The campaign to establish the Trust has involved an historic partnership of the United Nations Food and Agriculture Organization (FAO) and the 15 Future Harvest Centres of the Consultative Group on International Agricultural Research (CGIAR). It is an ambitious and unprecedented response to global development priorities, addressing two of the Millennium Development Goals (Goal 1: To eradicate extreme poverty and hunger and Goal 7: To ensure environmental sustainability). It also directly addresses the priority of the G8 Action Plan on Science and Development, to support efforts to ensure funding for crop diversity conservation. The campaign was launched at the World Summit for Sustainable Development in 2002 where it was recognized as a Type 2 initiative (Public-Private Partnership) to strengthen the implementation of Agenda 21. The Trust has been welcomed by both the FAO Commission on Plant Genetic Resources for Food and Agriculture and the Conference of the Parties to the Convention on Biological Diversity.

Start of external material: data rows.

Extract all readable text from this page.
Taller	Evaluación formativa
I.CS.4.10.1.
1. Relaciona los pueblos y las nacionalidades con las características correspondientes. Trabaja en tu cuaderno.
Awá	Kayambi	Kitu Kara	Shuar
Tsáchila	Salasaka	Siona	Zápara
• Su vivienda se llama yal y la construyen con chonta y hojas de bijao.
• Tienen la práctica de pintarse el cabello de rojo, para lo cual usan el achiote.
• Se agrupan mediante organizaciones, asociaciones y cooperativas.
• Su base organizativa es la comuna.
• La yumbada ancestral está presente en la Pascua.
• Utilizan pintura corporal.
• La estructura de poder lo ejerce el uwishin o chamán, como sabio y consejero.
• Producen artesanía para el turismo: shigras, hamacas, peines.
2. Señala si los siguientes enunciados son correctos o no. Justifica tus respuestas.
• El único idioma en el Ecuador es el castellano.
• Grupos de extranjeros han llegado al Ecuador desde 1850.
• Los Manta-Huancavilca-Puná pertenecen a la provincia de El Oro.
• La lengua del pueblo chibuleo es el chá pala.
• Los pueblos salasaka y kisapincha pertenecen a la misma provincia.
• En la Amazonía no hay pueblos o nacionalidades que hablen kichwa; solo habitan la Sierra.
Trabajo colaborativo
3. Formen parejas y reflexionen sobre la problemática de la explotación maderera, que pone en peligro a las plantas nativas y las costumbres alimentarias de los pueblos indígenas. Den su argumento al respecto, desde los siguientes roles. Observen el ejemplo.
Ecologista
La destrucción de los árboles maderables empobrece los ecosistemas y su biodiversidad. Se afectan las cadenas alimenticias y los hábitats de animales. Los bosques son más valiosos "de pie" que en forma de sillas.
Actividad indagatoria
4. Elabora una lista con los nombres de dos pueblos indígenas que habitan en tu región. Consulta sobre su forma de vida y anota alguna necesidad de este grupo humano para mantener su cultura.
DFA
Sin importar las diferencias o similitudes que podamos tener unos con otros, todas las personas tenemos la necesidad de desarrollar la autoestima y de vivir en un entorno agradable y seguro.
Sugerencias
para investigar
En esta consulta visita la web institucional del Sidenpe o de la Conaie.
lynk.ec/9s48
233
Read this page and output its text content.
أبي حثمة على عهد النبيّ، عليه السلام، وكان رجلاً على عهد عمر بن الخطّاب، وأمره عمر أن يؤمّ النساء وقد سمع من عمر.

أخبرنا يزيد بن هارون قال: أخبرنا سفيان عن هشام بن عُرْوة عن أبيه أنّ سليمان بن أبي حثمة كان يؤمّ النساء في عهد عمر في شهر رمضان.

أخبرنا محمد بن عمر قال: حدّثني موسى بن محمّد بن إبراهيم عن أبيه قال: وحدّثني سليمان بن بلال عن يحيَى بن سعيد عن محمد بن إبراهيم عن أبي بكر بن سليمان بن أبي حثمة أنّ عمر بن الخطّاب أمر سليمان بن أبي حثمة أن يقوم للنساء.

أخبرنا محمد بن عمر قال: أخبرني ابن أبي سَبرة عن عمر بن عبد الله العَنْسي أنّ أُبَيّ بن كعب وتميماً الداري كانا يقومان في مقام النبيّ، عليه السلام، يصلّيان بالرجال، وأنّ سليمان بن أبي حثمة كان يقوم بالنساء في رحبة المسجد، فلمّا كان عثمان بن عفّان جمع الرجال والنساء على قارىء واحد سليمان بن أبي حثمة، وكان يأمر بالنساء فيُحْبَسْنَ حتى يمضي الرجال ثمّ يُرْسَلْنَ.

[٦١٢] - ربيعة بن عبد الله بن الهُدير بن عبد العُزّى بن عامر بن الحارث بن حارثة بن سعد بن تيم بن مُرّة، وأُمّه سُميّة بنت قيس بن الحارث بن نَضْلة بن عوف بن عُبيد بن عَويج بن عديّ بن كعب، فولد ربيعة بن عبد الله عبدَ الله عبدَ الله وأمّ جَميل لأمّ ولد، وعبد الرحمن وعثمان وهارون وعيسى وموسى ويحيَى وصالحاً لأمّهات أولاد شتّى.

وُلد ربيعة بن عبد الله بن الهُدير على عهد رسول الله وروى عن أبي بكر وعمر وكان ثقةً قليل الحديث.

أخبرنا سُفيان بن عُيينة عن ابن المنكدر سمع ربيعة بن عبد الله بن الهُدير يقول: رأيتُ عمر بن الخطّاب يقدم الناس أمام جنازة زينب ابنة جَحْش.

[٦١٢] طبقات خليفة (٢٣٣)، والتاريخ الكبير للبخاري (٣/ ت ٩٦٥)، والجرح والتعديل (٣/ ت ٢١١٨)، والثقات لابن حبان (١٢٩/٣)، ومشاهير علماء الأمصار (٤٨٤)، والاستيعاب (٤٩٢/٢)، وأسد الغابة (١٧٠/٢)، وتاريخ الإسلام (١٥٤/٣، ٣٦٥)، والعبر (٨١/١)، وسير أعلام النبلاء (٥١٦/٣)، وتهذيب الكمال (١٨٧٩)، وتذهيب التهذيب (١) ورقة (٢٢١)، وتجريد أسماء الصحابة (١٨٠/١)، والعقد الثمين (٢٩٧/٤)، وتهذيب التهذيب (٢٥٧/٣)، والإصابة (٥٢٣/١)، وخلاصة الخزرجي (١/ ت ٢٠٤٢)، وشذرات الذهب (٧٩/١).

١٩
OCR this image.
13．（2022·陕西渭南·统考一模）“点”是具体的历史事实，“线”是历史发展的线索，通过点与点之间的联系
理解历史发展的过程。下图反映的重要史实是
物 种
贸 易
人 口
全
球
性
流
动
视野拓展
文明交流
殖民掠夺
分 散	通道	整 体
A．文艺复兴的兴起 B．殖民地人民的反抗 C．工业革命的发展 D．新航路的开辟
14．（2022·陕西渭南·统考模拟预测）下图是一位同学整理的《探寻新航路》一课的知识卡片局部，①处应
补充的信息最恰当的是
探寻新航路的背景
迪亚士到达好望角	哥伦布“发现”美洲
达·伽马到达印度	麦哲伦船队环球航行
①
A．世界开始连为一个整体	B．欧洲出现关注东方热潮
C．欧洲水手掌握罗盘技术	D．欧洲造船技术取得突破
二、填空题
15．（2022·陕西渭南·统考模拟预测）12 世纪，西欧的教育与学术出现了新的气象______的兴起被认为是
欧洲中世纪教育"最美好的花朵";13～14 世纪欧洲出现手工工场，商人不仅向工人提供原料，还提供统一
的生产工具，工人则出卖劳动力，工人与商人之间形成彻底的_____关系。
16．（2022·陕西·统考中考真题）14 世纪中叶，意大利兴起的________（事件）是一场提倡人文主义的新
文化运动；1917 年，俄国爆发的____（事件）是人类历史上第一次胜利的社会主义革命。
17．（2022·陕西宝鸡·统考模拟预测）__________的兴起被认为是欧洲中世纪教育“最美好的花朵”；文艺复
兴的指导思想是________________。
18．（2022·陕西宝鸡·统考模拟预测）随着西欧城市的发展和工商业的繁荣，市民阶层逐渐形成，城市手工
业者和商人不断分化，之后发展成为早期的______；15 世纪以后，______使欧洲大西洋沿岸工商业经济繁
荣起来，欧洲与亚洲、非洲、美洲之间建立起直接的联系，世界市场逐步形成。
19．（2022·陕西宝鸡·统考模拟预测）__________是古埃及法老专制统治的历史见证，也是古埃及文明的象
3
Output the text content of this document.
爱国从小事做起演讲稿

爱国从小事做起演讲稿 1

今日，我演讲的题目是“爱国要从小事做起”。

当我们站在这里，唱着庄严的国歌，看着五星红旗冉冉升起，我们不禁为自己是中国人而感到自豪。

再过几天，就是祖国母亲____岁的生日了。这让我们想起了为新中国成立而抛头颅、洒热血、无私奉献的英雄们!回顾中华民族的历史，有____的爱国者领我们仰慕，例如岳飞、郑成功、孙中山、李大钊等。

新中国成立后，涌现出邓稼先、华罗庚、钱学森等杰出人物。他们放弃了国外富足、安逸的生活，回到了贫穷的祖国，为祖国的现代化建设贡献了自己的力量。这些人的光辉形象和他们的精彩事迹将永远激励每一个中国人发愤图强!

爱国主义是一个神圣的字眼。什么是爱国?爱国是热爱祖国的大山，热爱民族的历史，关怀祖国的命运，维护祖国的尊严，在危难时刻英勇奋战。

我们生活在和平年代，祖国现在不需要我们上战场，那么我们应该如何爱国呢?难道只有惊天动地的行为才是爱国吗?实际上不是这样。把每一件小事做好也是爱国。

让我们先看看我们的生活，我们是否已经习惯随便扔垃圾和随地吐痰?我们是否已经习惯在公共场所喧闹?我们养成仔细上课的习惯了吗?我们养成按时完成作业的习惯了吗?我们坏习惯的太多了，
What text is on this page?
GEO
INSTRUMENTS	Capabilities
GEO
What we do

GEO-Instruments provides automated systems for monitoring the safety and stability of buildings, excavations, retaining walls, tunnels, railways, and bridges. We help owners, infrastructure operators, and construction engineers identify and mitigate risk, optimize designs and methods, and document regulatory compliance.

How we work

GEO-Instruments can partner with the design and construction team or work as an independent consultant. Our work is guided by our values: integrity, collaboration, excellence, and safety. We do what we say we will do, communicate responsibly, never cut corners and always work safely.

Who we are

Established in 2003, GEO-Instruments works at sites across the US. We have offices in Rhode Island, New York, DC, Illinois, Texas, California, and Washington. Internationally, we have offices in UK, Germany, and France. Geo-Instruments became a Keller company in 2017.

To date, the Trust has received about $45 million in commitments with another $70 million under discussion with governments, foundations and corporations. The gifts that have been secured thus far come from all three sectors.
For more information: /
The technical framework for the Trust is provided by the Global Plan of Action for the Conservation and Sustainable Use of Plant Genetic Resources for Food and Agriculture, as adopted by 150 countries at the International Technical Conference in Leipzig (Germany), June 1996. The Global Plan gives priority to the development of an efficient and effective system of ex situ conservation, and the development and strengthening of cooperation among national programmes and international institutions to sustain ex situ collections.
For more information:
The Field Programme of the Regional Office for Europe (REU) in support of Genetic Resources in Food and Agriculture
With resources from the Technical Cooperation Programme (TCP), FAO assisted Romania to rescue existing germplasm collections and to strengthen national capacity in the conservation and utilization of crop germplasm. The project's outputs included:
enhanced germplasm conservation capacities at the National Genebank in Suceava and safe storage of existing crop germplasm;
a reduction in the regeneration backlog;
an increase in the level of characterization and evaluation;
the collection of indigenous landraces and local cultivars, which had not yet been included in the country's ex situ collections;
a comprehensive national germplasm directory based on a closely linked network of decentralized institutional databases;
a plan of action outlining the steps to be taken for the development and adaptation of new varieties using the genebank germplasm collections.